The plan includes a dedicated 200‑day astrometry survey during HWO’s five‑year primary mission, aiming for roughly 100 observations per target to determine masses of about 40 habitable‑zone Earth‑like planets within 10% precision.

The Habitable Worlds Observatory aims to directly image Earth-like exoplanets and analyze atmospheric chemistry, but requires precise planetary mass measurements to resolve atmospheric degeneracies and assess habitability.

Astrometry’s effectiveness is limited by photon-noise from background stars, with the density of reference stars depending on the observing direction relative to the galactic plane.

Astrometry offers a complementary method by detecting the star’s side‑to‑side wobble caused by an orbiting planet, providing a path forward especially for active stars where radial velocity struggles.

Simulations indicate the Gaia G-band as the optimal filter, balancing star density against the diffraction limit of the Habitable Worlds Observatory.

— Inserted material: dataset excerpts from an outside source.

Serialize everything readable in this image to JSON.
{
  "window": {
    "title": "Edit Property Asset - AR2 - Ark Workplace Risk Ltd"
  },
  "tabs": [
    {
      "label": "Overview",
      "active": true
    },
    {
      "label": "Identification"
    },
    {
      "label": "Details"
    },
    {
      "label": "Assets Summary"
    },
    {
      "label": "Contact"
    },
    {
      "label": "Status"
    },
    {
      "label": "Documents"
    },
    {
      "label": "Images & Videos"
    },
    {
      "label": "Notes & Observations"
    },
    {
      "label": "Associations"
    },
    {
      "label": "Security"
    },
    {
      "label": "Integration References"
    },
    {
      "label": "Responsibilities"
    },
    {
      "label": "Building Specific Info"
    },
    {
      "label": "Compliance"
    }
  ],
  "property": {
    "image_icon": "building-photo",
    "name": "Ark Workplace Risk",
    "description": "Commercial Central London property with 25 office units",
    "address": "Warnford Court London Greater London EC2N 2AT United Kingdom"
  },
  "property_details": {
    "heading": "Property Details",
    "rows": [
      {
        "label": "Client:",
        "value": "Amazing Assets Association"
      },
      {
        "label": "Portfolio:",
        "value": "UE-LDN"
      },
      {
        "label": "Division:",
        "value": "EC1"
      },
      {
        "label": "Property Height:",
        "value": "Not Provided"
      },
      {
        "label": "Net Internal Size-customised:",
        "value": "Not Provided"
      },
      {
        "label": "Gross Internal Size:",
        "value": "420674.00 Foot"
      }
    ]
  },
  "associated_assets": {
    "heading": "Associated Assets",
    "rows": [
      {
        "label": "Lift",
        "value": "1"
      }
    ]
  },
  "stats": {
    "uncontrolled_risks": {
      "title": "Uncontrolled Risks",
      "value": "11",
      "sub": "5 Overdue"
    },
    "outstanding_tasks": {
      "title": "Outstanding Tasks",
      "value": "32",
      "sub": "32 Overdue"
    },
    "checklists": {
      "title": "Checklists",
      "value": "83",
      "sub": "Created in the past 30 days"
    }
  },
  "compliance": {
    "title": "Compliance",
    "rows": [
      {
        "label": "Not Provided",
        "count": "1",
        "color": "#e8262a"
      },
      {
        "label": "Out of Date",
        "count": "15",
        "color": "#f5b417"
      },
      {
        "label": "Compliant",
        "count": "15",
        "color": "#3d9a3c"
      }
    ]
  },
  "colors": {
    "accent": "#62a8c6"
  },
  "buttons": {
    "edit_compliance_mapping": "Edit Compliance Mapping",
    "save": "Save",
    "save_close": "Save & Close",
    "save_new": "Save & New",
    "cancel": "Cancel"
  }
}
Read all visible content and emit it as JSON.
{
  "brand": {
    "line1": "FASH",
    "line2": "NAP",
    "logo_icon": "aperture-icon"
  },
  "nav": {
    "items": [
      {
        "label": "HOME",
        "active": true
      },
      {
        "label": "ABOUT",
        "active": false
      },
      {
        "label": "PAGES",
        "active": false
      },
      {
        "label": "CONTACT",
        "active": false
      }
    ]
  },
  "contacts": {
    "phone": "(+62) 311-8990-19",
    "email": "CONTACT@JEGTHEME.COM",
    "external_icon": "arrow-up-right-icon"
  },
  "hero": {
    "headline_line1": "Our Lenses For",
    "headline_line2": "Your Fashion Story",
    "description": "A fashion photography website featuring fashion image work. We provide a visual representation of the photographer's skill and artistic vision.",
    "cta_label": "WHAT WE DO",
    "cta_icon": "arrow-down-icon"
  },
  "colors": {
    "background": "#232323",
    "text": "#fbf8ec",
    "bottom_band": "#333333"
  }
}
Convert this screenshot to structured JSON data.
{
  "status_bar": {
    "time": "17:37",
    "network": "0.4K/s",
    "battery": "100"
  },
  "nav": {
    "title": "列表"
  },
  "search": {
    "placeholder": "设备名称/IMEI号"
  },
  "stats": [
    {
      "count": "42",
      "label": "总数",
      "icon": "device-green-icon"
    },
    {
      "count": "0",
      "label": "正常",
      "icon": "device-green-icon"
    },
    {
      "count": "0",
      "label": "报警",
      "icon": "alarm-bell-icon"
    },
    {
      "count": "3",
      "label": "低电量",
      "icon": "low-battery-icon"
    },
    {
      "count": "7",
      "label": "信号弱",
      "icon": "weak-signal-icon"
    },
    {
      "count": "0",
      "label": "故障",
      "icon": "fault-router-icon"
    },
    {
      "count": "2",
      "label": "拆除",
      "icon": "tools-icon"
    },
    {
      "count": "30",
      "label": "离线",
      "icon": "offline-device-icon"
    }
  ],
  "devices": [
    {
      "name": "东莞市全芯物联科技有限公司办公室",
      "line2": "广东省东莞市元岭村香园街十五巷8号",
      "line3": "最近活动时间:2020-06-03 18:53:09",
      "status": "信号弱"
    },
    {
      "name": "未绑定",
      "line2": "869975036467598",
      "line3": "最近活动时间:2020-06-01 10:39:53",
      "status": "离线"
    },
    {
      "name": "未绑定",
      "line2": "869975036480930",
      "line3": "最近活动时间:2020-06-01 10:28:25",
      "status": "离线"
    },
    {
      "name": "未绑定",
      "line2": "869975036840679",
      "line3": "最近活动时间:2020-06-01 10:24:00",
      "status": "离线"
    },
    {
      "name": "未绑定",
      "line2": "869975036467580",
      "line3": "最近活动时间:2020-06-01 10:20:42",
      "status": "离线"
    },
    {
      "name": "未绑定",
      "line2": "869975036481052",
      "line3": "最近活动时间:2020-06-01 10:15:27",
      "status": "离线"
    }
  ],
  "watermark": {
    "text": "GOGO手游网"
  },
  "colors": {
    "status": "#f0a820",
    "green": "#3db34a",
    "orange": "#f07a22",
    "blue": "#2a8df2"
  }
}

Detecting an Earth-like planet at about 10 parsecs via astrometry would require around 0.3 microarcseconds of precision, a demanding specification that also relies on background stars for reference.

Radial velocity, the current standard for mass measurements, is often inadequate for Earth-like planets and for targets dominated by hot, rapidly rotating stars among HWO targets.

Though HWO isn’t expected to launch until the early 2040s, integrating precise photometry with astrometry could enable confirmation of truly habitable worlds beyond our solar system.